Learning to rank in production and user modeling for image search


This Friday we'll have two talks followed by drinks.

16:00 Diego Ceccarelli (Bloomberg London): Learning to Rank: From theory to production

Learning to Rank is awesome. Even more awesome is the fact that Apache Solr/Lucene is the first open source search engine that can do it out of the box. But all that is for nought if you don't hunt down the necessary features, make it inter-operate with all the other functionality, and do this fast enough on a production system for such ranking to be feasible.
This talk, by one of the engineers at Bloomberg who built this functionality into Solr in the first place, is a war story of how the company's real-time, low-latency news search engine was tamed to learn how to rank. Join us on a journey that will teach you how to take your LtR system to your clients, and more importantly, the many ways not to do it. There will be drama, excitement, and despair (and even Gandalf, if you pay attention)! Now grab that popcorn...

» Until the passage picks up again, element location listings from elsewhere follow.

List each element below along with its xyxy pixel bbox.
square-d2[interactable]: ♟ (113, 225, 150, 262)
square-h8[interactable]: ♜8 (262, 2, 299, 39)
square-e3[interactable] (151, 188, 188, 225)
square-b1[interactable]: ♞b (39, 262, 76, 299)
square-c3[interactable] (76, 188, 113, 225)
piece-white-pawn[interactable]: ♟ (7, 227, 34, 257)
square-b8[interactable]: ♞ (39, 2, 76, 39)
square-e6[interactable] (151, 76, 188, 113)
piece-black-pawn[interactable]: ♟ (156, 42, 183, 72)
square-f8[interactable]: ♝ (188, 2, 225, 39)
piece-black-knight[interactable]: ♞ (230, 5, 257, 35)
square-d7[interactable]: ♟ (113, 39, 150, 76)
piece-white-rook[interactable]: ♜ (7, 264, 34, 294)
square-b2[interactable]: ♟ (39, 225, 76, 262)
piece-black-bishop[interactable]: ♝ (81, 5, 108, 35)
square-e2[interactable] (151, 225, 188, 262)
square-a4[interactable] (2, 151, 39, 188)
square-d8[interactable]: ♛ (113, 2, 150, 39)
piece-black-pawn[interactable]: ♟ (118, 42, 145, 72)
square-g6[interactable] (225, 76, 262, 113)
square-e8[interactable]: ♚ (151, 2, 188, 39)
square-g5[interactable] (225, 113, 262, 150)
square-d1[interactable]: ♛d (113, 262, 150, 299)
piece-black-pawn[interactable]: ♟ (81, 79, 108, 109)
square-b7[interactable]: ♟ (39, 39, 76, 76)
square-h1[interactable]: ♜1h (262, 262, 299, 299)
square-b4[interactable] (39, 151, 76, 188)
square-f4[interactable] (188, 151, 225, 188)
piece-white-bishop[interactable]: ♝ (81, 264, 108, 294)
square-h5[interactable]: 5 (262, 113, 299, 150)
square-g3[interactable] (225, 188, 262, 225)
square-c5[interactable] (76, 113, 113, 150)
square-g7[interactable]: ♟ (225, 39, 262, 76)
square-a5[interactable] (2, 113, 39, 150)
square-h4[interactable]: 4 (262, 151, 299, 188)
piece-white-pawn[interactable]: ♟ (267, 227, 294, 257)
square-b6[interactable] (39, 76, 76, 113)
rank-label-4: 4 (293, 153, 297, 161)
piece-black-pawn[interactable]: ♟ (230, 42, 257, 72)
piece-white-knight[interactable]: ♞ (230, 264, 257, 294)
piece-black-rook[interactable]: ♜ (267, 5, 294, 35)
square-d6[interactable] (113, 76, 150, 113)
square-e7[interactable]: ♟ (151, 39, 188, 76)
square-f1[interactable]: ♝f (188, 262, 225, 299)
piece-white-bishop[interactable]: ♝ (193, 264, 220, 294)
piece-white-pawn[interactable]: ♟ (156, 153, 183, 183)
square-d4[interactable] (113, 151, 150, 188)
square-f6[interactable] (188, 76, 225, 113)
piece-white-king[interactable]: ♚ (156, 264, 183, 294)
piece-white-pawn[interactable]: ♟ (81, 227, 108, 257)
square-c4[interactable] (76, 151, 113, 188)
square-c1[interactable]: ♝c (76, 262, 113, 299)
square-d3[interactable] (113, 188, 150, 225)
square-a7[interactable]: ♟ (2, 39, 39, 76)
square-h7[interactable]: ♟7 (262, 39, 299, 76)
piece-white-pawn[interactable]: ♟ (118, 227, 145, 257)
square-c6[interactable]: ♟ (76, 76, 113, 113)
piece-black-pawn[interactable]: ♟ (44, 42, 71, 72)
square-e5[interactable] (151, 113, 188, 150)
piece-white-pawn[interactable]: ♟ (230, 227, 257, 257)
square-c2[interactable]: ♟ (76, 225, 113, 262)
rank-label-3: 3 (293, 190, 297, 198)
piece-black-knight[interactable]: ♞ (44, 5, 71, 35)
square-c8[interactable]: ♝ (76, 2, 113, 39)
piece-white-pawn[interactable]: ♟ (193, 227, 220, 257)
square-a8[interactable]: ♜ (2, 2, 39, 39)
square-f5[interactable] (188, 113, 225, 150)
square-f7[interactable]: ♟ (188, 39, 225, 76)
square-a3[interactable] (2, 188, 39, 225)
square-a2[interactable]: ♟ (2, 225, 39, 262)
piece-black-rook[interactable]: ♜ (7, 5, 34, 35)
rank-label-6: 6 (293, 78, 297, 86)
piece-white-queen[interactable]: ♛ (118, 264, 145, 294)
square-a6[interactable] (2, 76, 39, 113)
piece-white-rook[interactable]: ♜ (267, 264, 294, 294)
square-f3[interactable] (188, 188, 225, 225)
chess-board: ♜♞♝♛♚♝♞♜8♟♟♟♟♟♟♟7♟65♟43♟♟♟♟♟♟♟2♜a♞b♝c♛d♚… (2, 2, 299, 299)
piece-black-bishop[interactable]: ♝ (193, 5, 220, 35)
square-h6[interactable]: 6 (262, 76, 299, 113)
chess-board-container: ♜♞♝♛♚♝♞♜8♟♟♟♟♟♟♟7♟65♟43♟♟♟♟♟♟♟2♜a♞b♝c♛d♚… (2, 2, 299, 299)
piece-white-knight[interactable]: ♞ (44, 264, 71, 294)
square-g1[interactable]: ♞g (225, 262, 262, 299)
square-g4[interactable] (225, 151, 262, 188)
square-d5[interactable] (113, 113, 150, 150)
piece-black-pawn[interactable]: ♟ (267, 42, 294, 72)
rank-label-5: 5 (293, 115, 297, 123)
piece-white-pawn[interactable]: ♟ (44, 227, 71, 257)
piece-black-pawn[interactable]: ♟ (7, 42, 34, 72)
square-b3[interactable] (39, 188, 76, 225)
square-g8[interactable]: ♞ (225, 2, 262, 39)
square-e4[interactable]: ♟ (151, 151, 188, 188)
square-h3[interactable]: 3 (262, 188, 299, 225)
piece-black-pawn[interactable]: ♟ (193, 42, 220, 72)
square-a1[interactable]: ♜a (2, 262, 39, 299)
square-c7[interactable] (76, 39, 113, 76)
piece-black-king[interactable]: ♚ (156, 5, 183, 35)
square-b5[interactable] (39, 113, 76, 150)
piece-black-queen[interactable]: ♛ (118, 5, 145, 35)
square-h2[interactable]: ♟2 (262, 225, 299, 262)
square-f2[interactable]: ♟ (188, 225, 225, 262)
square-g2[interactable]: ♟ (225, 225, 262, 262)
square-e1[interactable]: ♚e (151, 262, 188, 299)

16:30 Xiaohui Xie (Tsinghua University): User behavior modeling for Web image search

Web-based image search engines differ from Web search engines greatly. The intents or goals behind human interactions with image search engines are different. In image search, users mainly search images instead of Web pages or online services. It is essential to know why people search for images because user satisfaction may vary as intent varies. Furthermore, image search engines show results differently. For example, grid-based placement is used in image search instead of the linear result list, so that users can browse result list both vertically and horizontally. Different user intents and system UIs lead to different user behavior. Thus, it is hard to apply standard user behavior models developed for general Web search to image search. In this talk, Xiaohui Xie will introduce two recent works on the intent taxonomy of image search users (accepted by WSDM 2018) and an interaction behavior model constructed to improve the ranking of image search engines (accepted by SIGIR 2018).